With nearly 1,200 students, though, new faces at Colony tend to blend with the old, said Dawn Brettrager, a health and physical education teacher at Colony.
Not so at Aqqaluk.
Angelia Weydahl says she and four of her Colony classmates stood out like sore thumbs when they visited the tiny Noorvik school in April.
"Everyone knows everyone there," Weydahl said. "It's not very often they see a white person walking down the hall."
And it's not very often that city kids get to experience life in a village or that village kids get to experience life in a city, said Suzanne Gerhardt, who teaches Spanish at Colony. But a student exchange through a sister school program between Colony and Aqqaluk allows students to do just that, Gerhardt said.
"It just changes their perspective, or it has the potential to anyway, to see that life can be so totally different someplace that's not so far away," she said.
Gerhardt heads up the sister school program at Colony, and Aqqaluk teacher Amy Eakin heads it up in Noorvik. The two just began their partnership this year through the Rose Urban Rural Exchange, a cross-cultural exchange program aimed at building understanding between people in urban and rural Alaska.
The Colony students made atikluks -- a traditional dress worn by Alaska Natives -- and went ice fishing in Noorvik. Weydahl said she was surprised to see that kids in the Northwest Alaska village enjoyed some of same technology that kids in urban areas enjoy.
"They had dish TV and computers. It was a lot more modern than I expected," she said. And there were no honey buckets, she said. "I was afraid of that, but there wasn't. They had indoor plumbing and running water."
Brettrager's daughter Kalli was among the Colony students who traveled to Noorvik. She says she was struck by the hospitality she encountered in the village.
"The people were really happy to have us and they were very accommodating," Kalli said.
The Noorvik students went neon bowling and visited the musk ox farm during their stay in the Valley. They also attended Colony's production of "Fame."

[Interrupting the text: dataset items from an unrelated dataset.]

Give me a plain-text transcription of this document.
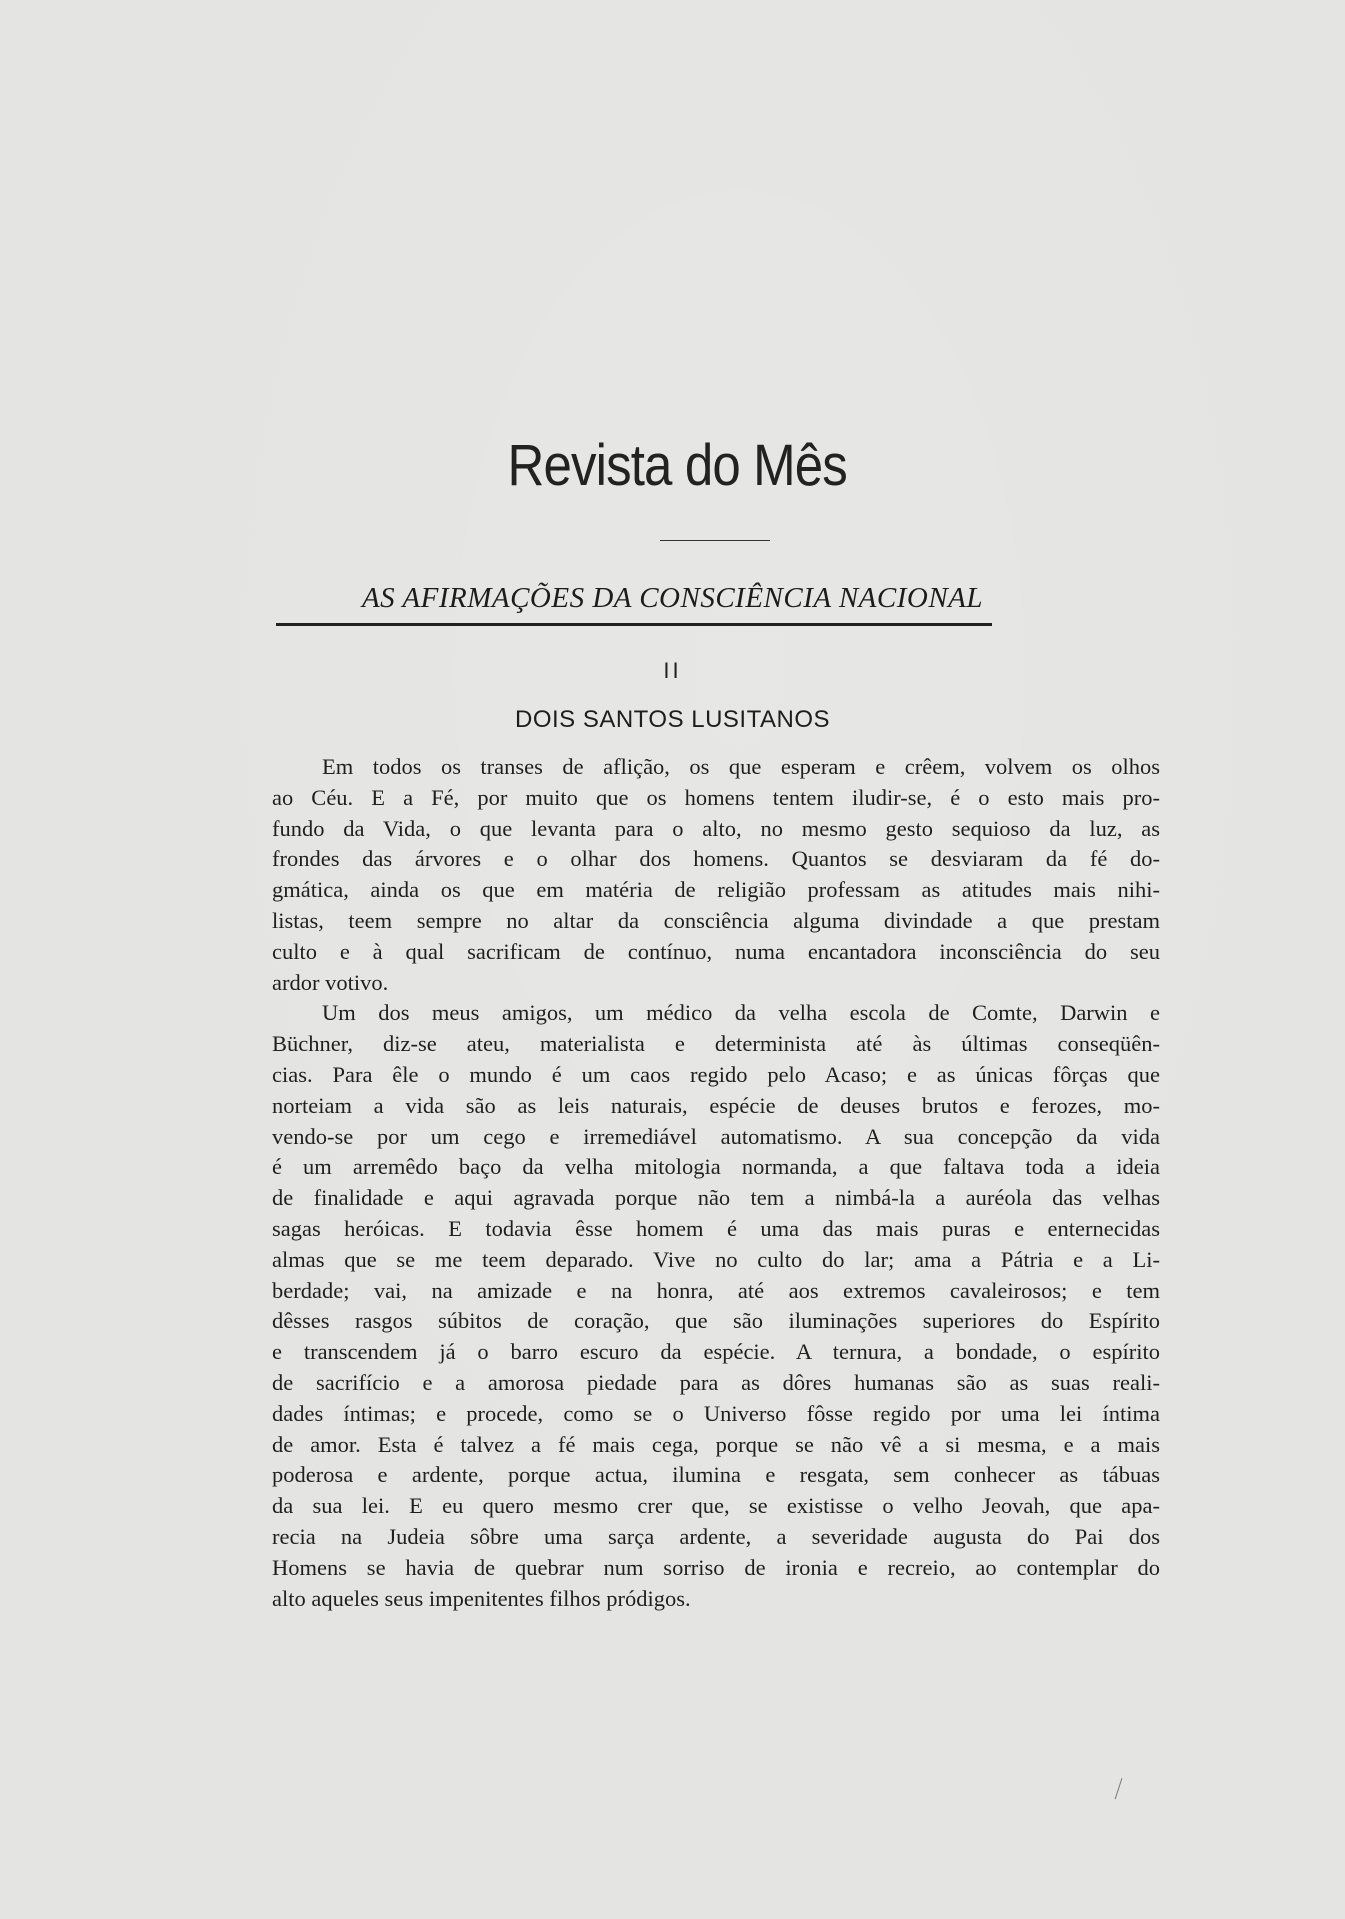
Revista do Mês
AS AFIRMAÇÕES DA CONSCIÊNCIA NACIONAL
II
DOIS SANTOS LUSITANOS
Em todos os transes de aflição, os que esperam e crêem, volvem os olhos
ao Céu. E a Fé, por muito que os homens tentem iludir-se, é o esto mais pro-
fundo da Vida, o que levanta para o alto, no mesmo gesto sequioso da luz, as
frondes das árvores e o olhar dos homens. Quantos se desviaram da fé do-
gmática, ainda os que em matéria de religião professam as atitudes mais nihi-
listas, teem sempre no altar da consciência alguma divindade a que prestam
culto e à qual sacrificam de contínuo, numa encantadora inconsciência do seu
ardor votivo.
Um dos meus amigos, um médico da velha escola de Comte, Darwin e
Büchner, diz-se ateu, materialista e determinista até às últimas conseqüên-
cias. Para êle o mundo é um caos regido pelo Acaso; e as únicas fôrças que
norteiam a vida são as leis naturais, espécie de deuses brutos e ferozes, mo-
vendo-se por um cego e irremediável automatismo. A sua concepção da vida
é um arremêdo baço da velha mitologia normanda, a que faltava toda a ideia
de finalidade e aqui agravada porque não tem a nimbá-la a auréola das velhas
sagas heróicas. E todavia êsse homem é uma das mais puras e enternecidas
almas que se me teem deparado. Vive no culto do lar; ama a Pátria e a Li-
berdade; vai, na amizade e na honra, até aos extremos cavaleirosos; e tem
dêsses rasgos súbitos de coração, que são iluminações superiores do Espírito
e transcendem já o barro escuro da espécie. A ternura, a bondade, o espírito
de sacrifício e a amorosa piedade para as dôres humanas são as suas reali-
dades íntimas; e procede, como se o Universo fôsse regido por uma lei íntima
de amor. Esta é talvez a fé mais cega, porque se não vê a si mesma, e a mais
poderosa e ardente, porque actua, ilumina e resgata, sem conhecer as tábuas
da sua lei. E eu quero mesmo crer que, se existisse o velho Jeovah, que apa-
recia na Judeia sôbre uma sarça ardente, a severidade augusta do Pai dos
Homens se havia de quebrar num sorriso de ironia e recreio, ao contemplar do
alto aqueles seus impenitentes filhos pródigos.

In addition to the weeklong student exchanges, Eakin and Gerhardt orchestrated joint community service projects between the two schools as well. Eakin's student leadership team began a program this year called "Out of the Closet," which provides donated clothes for needy people in Noorvik. The Colony students helped with that effort by sponsoring a prom-dress drive in their school. Their efforts sent about 10 dresses to Noorvik.

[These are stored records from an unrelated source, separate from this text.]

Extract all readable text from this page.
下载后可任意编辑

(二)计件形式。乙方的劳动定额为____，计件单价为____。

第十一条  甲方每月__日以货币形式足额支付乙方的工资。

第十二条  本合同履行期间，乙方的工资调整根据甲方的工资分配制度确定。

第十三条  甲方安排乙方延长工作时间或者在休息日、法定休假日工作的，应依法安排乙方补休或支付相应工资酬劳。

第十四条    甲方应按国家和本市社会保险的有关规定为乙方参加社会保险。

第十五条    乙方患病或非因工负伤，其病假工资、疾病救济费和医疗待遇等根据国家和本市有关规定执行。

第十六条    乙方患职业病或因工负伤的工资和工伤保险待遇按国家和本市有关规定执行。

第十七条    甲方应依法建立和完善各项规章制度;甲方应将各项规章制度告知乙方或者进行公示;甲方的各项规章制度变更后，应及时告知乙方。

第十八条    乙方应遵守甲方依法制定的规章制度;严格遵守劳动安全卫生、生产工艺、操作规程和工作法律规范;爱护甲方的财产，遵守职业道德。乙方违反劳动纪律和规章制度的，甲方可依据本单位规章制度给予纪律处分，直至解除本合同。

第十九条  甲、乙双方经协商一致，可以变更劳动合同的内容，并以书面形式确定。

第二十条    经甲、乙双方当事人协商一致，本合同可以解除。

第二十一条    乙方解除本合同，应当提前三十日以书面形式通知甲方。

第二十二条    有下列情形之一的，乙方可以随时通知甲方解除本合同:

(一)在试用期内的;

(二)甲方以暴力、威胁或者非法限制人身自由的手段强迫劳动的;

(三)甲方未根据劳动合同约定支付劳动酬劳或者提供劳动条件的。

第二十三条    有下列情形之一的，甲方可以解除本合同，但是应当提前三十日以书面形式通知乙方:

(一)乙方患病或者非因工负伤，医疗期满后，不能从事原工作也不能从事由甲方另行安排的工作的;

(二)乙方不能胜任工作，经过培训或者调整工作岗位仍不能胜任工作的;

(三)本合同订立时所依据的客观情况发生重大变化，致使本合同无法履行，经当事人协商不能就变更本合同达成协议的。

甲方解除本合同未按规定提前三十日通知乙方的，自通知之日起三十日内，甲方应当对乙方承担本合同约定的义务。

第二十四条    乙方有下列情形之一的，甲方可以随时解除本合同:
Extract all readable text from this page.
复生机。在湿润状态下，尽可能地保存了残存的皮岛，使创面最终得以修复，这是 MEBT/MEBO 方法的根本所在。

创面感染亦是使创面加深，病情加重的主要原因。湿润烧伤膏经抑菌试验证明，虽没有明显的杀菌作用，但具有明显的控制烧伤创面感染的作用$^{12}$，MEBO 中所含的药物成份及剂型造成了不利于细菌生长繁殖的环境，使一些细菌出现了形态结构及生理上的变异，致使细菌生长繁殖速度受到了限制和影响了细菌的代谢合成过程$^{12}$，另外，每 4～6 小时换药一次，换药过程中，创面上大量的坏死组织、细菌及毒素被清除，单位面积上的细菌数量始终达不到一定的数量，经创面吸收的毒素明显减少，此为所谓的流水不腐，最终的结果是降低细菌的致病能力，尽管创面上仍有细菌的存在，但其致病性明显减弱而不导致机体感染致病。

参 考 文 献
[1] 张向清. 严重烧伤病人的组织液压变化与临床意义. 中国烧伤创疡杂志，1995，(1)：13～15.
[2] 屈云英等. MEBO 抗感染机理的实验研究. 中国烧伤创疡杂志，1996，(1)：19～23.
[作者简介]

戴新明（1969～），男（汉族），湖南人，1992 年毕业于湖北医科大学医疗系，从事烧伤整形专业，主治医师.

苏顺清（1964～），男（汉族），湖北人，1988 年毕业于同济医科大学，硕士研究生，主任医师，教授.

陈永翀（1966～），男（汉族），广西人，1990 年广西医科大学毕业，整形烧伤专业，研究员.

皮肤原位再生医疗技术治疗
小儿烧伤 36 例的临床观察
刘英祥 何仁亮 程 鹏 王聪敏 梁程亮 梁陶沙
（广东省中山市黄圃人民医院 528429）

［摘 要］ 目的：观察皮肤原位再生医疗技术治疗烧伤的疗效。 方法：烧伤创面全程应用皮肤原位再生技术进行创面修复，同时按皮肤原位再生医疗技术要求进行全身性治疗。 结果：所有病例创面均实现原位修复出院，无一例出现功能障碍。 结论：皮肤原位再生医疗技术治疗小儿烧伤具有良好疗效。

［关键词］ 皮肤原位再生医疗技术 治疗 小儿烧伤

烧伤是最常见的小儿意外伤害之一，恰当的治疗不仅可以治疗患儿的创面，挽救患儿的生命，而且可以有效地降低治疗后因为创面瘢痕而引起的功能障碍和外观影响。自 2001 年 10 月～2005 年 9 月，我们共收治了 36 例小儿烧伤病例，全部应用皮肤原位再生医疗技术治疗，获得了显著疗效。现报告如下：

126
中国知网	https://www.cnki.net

And the Noorvik students donated meat to Colony. They sent muktuk, moose jerky and five moose roasts for a potlatch the school held at the end of its Alaska Native and Cultural Awareness Week in March.
Gerhardt says she and Eakin learned a lot from this year's experiences. Those lessons will help them add value to their sister school program in coming years.
"This was our first year to get to know each other's needs and how we can help each other out. It's not just a one-time exchange," she said. "From here on out, we'll be there for each other."